One more warning matters here. The invitation itself says there is no certainty about entering negotiations, reaching agreements, signing a transaction, or completing one. So anyone reading the merger proposal as value unlocking that has already happened is getting ahead of the evidence. At this stage there is a good structural thesis, but not a completed event.

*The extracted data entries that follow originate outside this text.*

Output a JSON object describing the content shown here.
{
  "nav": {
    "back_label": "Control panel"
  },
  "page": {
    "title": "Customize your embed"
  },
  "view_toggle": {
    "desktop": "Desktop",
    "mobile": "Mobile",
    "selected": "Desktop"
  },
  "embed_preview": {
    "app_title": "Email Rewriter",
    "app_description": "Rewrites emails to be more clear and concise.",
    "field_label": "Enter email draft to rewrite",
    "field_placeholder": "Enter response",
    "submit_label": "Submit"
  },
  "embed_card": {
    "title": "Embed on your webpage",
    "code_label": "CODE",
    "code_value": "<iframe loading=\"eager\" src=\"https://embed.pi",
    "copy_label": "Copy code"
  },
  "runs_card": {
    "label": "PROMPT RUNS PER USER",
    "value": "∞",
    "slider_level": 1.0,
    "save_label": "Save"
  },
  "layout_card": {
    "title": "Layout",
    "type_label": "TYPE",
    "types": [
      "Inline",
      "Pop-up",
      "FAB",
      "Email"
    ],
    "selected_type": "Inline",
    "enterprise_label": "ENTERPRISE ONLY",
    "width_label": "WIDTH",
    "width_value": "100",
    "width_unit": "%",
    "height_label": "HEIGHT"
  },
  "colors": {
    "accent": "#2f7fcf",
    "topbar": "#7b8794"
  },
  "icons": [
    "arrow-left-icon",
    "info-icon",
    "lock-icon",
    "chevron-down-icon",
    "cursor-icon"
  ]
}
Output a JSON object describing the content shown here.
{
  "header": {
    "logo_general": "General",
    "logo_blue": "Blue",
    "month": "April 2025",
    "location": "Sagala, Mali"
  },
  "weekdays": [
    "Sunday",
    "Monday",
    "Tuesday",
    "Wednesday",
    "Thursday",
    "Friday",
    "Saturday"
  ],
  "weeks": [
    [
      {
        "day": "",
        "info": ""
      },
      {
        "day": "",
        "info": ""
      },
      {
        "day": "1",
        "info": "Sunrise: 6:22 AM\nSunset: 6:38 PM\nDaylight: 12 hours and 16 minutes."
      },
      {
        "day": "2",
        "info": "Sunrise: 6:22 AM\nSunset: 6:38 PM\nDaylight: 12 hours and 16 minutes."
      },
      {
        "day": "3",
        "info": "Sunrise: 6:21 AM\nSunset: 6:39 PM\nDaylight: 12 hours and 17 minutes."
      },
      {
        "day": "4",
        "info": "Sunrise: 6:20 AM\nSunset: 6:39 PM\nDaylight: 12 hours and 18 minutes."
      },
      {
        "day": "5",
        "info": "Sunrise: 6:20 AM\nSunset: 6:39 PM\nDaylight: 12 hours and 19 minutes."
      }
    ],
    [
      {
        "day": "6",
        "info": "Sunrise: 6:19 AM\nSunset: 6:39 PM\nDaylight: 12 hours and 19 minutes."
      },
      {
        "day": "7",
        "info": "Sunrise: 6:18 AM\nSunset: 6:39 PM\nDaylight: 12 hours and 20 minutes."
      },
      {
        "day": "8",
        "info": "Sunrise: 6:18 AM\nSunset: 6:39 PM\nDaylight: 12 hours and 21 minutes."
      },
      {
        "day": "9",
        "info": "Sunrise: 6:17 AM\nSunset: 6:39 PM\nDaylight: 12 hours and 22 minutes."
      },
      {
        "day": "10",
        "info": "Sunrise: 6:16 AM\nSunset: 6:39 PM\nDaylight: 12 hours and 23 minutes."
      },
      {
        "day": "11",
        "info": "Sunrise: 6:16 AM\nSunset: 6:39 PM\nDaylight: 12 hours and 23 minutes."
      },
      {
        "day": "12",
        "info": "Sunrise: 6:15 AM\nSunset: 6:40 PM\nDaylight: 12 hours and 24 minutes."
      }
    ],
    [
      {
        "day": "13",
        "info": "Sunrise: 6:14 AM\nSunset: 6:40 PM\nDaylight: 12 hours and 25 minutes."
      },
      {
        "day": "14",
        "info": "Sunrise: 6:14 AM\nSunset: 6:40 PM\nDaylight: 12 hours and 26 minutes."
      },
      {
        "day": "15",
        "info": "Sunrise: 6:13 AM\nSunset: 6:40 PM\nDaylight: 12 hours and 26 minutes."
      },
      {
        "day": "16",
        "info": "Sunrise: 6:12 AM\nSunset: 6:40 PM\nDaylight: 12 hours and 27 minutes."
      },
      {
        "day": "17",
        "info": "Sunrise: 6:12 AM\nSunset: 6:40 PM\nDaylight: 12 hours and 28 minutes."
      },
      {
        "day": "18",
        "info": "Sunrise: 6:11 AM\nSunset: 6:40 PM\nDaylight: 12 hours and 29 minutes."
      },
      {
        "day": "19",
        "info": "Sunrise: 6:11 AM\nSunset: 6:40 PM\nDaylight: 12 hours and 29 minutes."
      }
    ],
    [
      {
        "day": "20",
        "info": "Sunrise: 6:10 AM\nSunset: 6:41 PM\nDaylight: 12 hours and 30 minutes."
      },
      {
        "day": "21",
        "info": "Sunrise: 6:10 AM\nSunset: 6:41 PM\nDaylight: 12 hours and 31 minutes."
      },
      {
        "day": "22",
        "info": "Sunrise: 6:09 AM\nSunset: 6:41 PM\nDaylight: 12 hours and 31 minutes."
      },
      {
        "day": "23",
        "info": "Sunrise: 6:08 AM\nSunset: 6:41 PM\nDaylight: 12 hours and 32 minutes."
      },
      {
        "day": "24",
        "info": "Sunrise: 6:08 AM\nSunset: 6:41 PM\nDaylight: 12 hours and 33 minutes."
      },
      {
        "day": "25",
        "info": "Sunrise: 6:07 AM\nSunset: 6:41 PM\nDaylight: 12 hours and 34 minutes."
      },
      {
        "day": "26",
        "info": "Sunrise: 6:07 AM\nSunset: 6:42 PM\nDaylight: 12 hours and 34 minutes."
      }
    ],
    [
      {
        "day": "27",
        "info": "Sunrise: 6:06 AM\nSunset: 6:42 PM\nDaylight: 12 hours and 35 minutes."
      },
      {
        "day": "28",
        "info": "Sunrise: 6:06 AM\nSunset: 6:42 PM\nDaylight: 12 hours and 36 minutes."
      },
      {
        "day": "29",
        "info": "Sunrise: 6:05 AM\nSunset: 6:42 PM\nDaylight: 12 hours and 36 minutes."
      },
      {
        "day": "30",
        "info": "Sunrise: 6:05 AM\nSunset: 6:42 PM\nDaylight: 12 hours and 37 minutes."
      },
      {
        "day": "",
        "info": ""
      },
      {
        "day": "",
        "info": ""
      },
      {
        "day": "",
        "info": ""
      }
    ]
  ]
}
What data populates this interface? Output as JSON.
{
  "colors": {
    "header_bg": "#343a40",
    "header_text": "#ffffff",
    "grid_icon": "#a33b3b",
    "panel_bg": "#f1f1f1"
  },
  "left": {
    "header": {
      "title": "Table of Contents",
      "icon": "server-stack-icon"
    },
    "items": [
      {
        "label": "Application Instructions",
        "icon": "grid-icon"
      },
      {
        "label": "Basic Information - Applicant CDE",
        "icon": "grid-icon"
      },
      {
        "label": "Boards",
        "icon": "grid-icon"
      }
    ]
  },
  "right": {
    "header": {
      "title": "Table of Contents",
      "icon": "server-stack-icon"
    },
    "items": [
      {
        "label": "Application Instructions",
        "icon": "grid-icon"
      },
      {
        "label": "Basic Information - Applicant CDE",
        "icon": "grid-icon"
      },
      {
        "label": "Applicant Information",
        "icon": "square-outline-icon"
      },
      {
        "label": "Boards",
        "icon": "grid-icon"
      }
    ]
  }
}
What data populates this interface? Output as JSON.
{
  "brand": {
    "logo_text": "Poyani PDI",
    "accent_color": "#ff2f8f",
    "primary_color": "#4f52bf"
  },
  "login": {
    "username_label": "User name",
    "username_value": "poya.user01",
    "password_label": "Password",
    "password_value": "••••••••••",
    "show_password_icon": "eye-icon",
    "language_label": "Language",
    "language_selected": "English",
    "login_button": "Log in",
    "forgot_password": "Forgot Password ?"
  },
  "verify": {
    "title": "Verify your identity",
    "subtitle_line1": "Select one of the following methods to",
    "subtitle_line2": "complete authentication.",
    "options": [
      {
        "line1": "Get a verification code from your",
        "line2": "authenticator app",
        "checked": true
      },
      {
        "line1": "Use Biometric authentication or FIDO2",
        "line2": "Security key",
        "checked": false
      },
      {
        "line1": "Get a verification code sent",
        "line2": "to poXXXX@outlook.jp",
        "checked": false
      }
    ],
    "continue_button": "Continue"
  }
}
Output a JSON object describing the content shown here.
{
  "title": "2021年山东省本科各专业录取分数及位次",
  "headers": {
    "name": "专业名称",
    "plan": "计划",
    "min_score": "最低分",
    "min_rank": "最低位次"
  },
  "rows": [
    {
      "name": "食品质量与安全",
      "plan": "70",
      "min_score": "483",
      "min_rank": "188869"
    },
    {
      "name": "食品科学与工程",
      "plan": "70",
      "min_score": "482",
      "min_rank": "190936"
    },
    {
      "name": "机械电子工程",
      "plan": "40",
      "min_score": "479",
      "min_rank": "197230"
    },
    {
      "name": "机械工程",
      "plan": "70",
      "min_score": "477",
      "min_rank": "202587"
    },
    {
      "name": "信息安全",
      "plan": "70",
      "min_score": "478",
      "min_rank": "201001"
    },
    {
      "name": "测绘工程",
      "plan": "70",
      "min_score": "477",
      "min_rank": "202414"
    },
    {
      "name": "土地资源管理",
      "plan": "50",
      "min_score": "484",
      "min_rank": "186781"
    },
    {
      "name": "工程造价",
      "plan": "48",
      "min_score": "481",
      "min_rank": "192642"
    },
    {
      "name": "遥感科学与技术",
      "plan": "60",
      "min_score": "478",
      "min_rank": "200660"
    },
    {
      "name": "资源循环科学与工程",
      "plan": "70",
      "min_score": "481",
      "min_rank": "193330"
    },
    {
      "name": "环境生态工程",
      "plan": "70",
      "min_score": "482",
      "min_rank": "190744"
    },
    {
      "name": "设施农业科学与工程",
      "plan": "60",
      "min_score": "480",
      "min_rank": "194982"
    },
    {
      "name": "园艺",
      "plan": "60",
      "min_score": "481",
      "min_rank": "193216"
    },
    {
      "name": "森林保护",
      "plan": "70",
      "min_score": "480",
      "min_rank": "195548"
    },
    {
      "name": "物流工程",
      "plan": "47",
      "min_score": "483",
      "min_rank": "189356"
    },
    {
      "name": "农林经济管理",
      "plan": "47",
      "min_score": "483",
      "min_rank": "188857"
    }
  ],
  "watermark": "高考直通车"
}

What would have to happen for value access to genuinely improve

The first step is a real deal skeleton: an exchange ratio, a clear economic logic, and an explanation of exactly where the value moves. Without that, the discussion stays at the level of a structural idea.

The second step is approvals. There is no shortcut here. The Israel Tax Authority has to rule that the merger will qualify as tax exempt, and the Bank of Israel has to approve a new direct control structure at the bank. At both checkpoints, the market will not be looking for elegant language. It will be looking for practical approval.

The third step is capital behavior until then. FIBI's decision not to distribute its share of the March 2026 dividend means that during the interim period shareholders still depend on FIBI's own board decisions, not just on the bank's operating performance. So even if the strategic thesis is right, the short-term credibility test is more basic: will FIBI keep cash at the holdco until the issue is resolved, or will it start passing some of it through before closing?

Conclusion

The move now on the table targets the right bottleneck. It does not try to sell FIBI's bank stake and absorb a theoretical tax cost of about NIS 1.332 billion. It tries to remove the holding-company layer through a tax-exempt merger. In that sense, it is a direct answer to the value-access problem.

But this is still not unlocked value. It is an attempt to unlock it. All three locks remain shut: the tax ruling, the amended control permit, and the deal terms that show what FIBI shareholders receive once the public layer is removed, without losing value on the way. The clearest illustration arrived as early as March 2026, when the bank distributed and FIBI chose not to. That means the problem the merger is supposed to solve is still fully active today.

The bottom line is sharp. If the merger is completed on reasonable terms, it could become the cleanest route for turning a high-quality banking asset into value that is more directly accessible to FIBI shareholders. If it gets stuck on tax, regulation, or pricing, shareholders will be left with the same profitable company and the same old structural bottleneck.